London has often been described by the media as being the ‘divorce capital of the world’. Why is this? Surely it is not that easy for anyone to just pop along to the big city, nab a favourable divorce settlement and return to their country of residence. In this blog post I explore just how easy it is to establish jurisdiction in the courts of England and Wales.
‘Divorce capital of the world’ became a common tag to London following a number of hefty pay outs to ex-wives during divorce proceedings. High profile cases such as that of Sir Paul McCartney and Heather Mills, from which she received a massive pay out of £24.3 million, started a trend of spouses pushing to have their cases heard in England. This includes the most recent case of wealthy businessman Khoo Kay Peng and his wife Pauline Chai, who fought hard to gain permission to have her case heard in the courts of England and Wales.
In actual fact, there is quite specific law relating to when one can and can’t begin divorce proceedings in the jurisdiction of England and Wales. Cutting out as much of the legal jargon as possible, there are 7 situations in which someone might be able to bring proceedings in England and Wales:
- Both parties must be domiciled in this country.
- Both spouses are habitually resident in England and Wales.
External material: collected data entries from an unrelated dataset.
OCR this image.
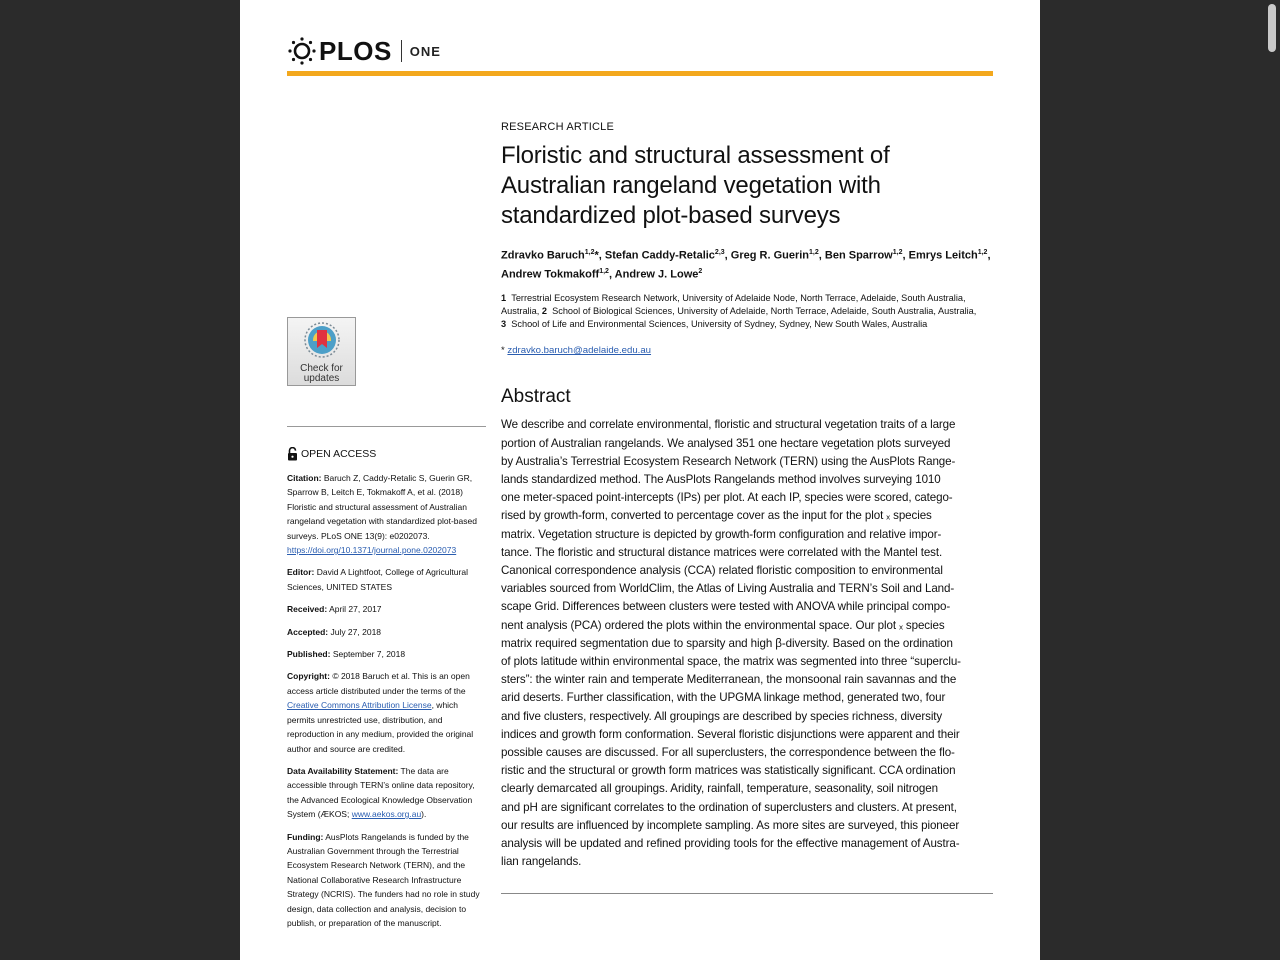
PLOS ONE
Check for
updates
OPEN ACCESS
Citation: Baruch Z, Caddy-Retalic S, Guerin GR, Sparrow B, Leitch E, Tokmakoff A, et al. (2018) Floristic and structural assessment of Australian rangeland vegetation with standardized plot-based surveys. PLoS ONE 13(9): e0202073. https://doi.org/10.1371/journal.pone.0202073
Editor: David A Lightfoot, College of Agricultural Sciences, UNITED STATES
Received: April 27, 2017
Accepted: July 27, 2018
Published: September 7, 2018
Copyright: © 2018 Baruch et al. This is an open access article distributed under the terms of the Creative Commons Attribution License, which permits unrestricted use, distribution, and reproduction in any medium, provided the original author and source are credited.
Data Availability Statement: The data are accessible through TERN’s online data repository, the Advanced Ecological Knowledge Observation System (ÆKOS; www.aekos.org.au).
Funding: AusPlots Rangelands is funded by the Australian Government through the Terrestrial Ecosystem Research Network (TERN), and the National Collaborative Research Infrastructure Strategy (NCRIS). The funders had no role in study design, data collection and analysis, decision to publish, or preparation of the manuscript.
RESEARCH ARTICLE
Floristic and structural assessment of Australian rangeland vegetation with standardized plot-based surveys
Zdravko Baruch$^{1,2}$*, Stefan Caddy-Retalic$^{2,3}$, Greg R. Guerin$^{1,2}$, Ben Sparrow$^{1,2}$, Emrys Leitch$^{1,2}$, Andrew Tokmakoff$^{1,2}$, Andrew J. Lowe$^2$
1 Terrestrial Ecosystem Research Network, University of Adelaide Node, North Terrace, Adelaide, South Australia, Australia, 2 School of Biological Sciences, University of Adelaide, North Terrace, Adelaide, South Australia, Australia, 3 School of Life and Environmental Sciences, University of Sydney, Sydney, New South Wales, Australia
* zdravko.baruch@adelaide.edu.au
Abstract
We describe and correlate environmental, floristic and structural vegetation traits of a large
portion of Australian rangelands. We analysed 351 one hectare vegetation plots surveyed
by Australia’s Terrestrial Ecosystem Research Network (TERN) using the AusPlots Range-
lands standardized method. The AusPlots Rangelands method involves surveying 1010
one meter-spaced point-intercepts (IPs) per plot. At each IP, species were scored, catego-
rised by growth-form, converted to percentage cover as the input for the plot ₓ species
matrix. Vegetation structure is depicted by growth-form configuration and relative impor-
tance. The floristic and structural distance matrices were correlated with the Mantel test.
Canonical correspondence analysis (CCA) related floristic composition to environmental
variables sourced from WorldClim, the Atlas of Living Australia and TERN’s Soil and Land-
scape Grid. Differences between clusters were tested with ANOVA while principal compo-
nent analysis (PCA) ordered the plots within the environmental space. Our plot ₓ species
matrix required segmentation due to sparsity and high β-diversity. Based on the ordination
of plots latitude within environmental space, the matrix was segmented into three “superclu-
sters”: the winter rain and temperate Mediterranean, the monsoonal rain savannas and the
arid deserts. Further classification, with the UPGMA linkage method, generated two, four
and five clusters, respectively. All groupings are described by species richness, diversity
indices and growth form conformation. Several floristic disjunctions were apparent and their
possible causes are discussed. For all superclusters, the correspondence between the flo-
ristic and the structural or growth form matrices was statistically significant. CCA ordination
clearly demarcated all groupings. Aridity, rainfall, temperature, seasonality, soil nitrogen
and pH are significant correlates to the ordination of superclusters and clusters. At present,
our results are influenced by incomplete sampling. As more sites are surveyed, this pioneer
analysis will be updated and refined providing tools for the effective management of Austra-
lian rangelands.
- The spouses were last habitually residence and one of them still resides here.
- The respondent is habitually resident.
- In the event of a joint application, either of the spouses is habitually resident.
- The applicant is habitually residence if he resided there for at least one year immediately before the application was made.
- The applicant is habitually resident if he resided there for at least six months immediately before the application was made and has domicile in the UK.
So it is not a simple case of anyone just bringing proceedings over here as they so wish. In the case of Peng and Chai, Chai successfully convinced a High Court Judge that she lived primarily at the couples £30 million estate in Hertfordshire, at which she claimed she had 1000’s of pairs of shoes as proof that this was her main residence. It is thought that Chai will receive a much more favourable financial settlement than she would have done had she been divorced in Malaysia, where Peng was pushing to have the case heard, but with which he was unsuccessful.
This all seems pretty fair I think with regards to people that live outside the UK in having to have some sort of established connection here in order to benefit from the justice system, however what about the situation whereby, say the husband, is a national of another country but the wife is a UK citizen. The couple move to the husband’s country of nationality, buy a house there and have children there. The marriage breaks down and the wife wants to bring divorce proceedings in the UK which has a legal system she is comfortable with using. Technically speaking, she would be required to move back to England and Wales potentially for at least 6 months before she is able to apply for a divorce. This would be ok for the wealthy couple that possibly already have a second home in the UK, but for those whose children are enrolled in schools abroad or have no additional funds to relocate back to the UK, this could prove to be quite arduous.
I think the most important thing for the international couple to do when considering bringing proceedings in England and Wales is to seek legal advice from a family solicitor to discuss their options and establish where the courts of England and Wales will have jurisdiction to hear their case. This could save a lot of time and money in the long run in arguing where proceedings should be issued before divorce proceedings are even underway.